Ride like crazy for free for a week

If you are an old timer who last got up from a sofa or recliner without rigorous groaning decades ago; if you are an abuelita who uses public transportation to get to the tienda to buy groceries because you don’t want to bother anyone for a ride, or if you are disabled and/ or have a condition that requires you to use the bus to get to a doctor appointment, run.

Haul your aging, independent, hampered buns down to the Otay Mesa Transit Center or any of the seven stops along the way to or from downtown San Diego on Rapid Transit Route 225 this weekend.

Beginning Sunday, Jan. 27, Metropolitan Transit System’s RTR 225 is completely operational. The bus route that is supposed to zip riders from downtown San Diego to the border and all stops in between will be open for business. To bolster ridership along the newly completed route and to cast themselves in the beaming nimbus of “good guys,” MTS is offering free rides along the 225 from Jan. 27 to Feb. 2.

After that people who use public transit to schelp around in their daily lives will go back to paying what they usually pay for a ride on public transpo.
Maybe.

The group I singled out, the same one that is in MTS’s crosshairs, may end up paying more for bumming a ride on the bus or the trolley.

Last year the idea of requiring seniors and the disabled to pay more for monthly passes was presented to the public. The near $10 increase would take the cost from $18 to $26 per month. There was also a proposed increase for other adults, however youths from age 6 to 18 would see a $13 decrease in the cost of a monthly pass, from $36 to $23.
As you might imagine there was some pushback from the groups that usually get pushed around. Seniors and the disabled were able to get transit officials to scale back their raid by three bucks. (They also redefined senior as someone who is 65 years old rather than 60, but that’s a conversation to be had at the next Ponce de Leon Discussion in Aging and Time Travel Convention.)

But still, for a lot of people $5 is important, especially when you are on a limited or fixed income. Authorities said they needed to raise rates otherwise they would face making cuts to services.
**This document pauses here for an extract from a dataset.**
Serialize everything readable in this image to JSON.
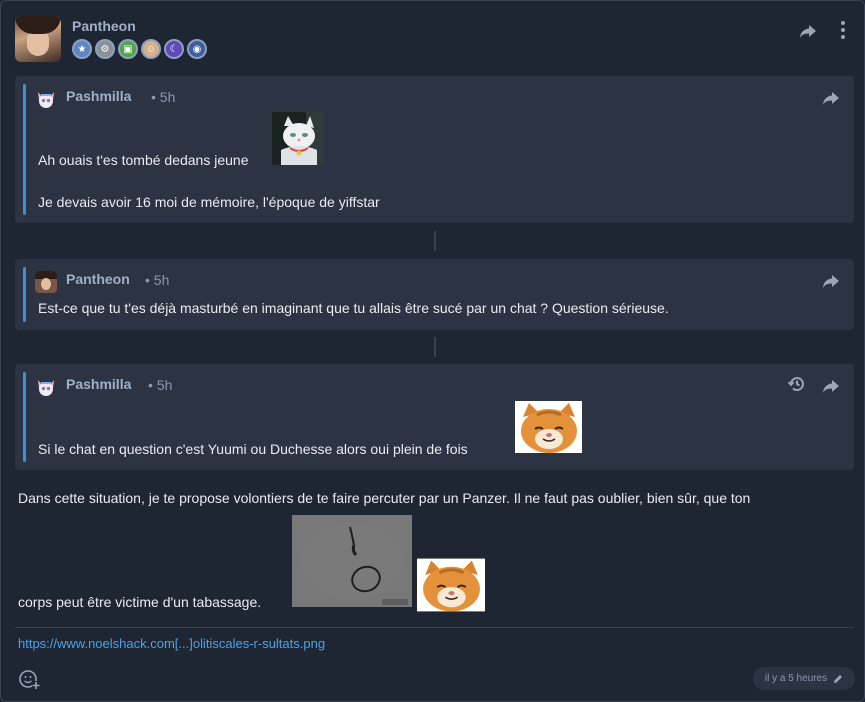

That burden has fallen on the shoulders of the old and disabled.
SANDAG’s board of directors will hear the first reading of the new fare structure today, Jan. 25, and then a second on Feb. 8. If the rates pass it will be a surprise to no one.
So, my dear elderly friends, neighbors and readers, get together with your disabled commuter buddies and ride the hell out of RTR 225 next week. Even if you have no business in San Diego or Otay Mesa or stops in between, ride that bus all day, all week. Plan to have meet-ups and chat groups and tours and singalongs en masse. Get your money’s worth even though the rides will be free. Come later this year you may have a little less of it to spend on getting from point A to the store or the doctor.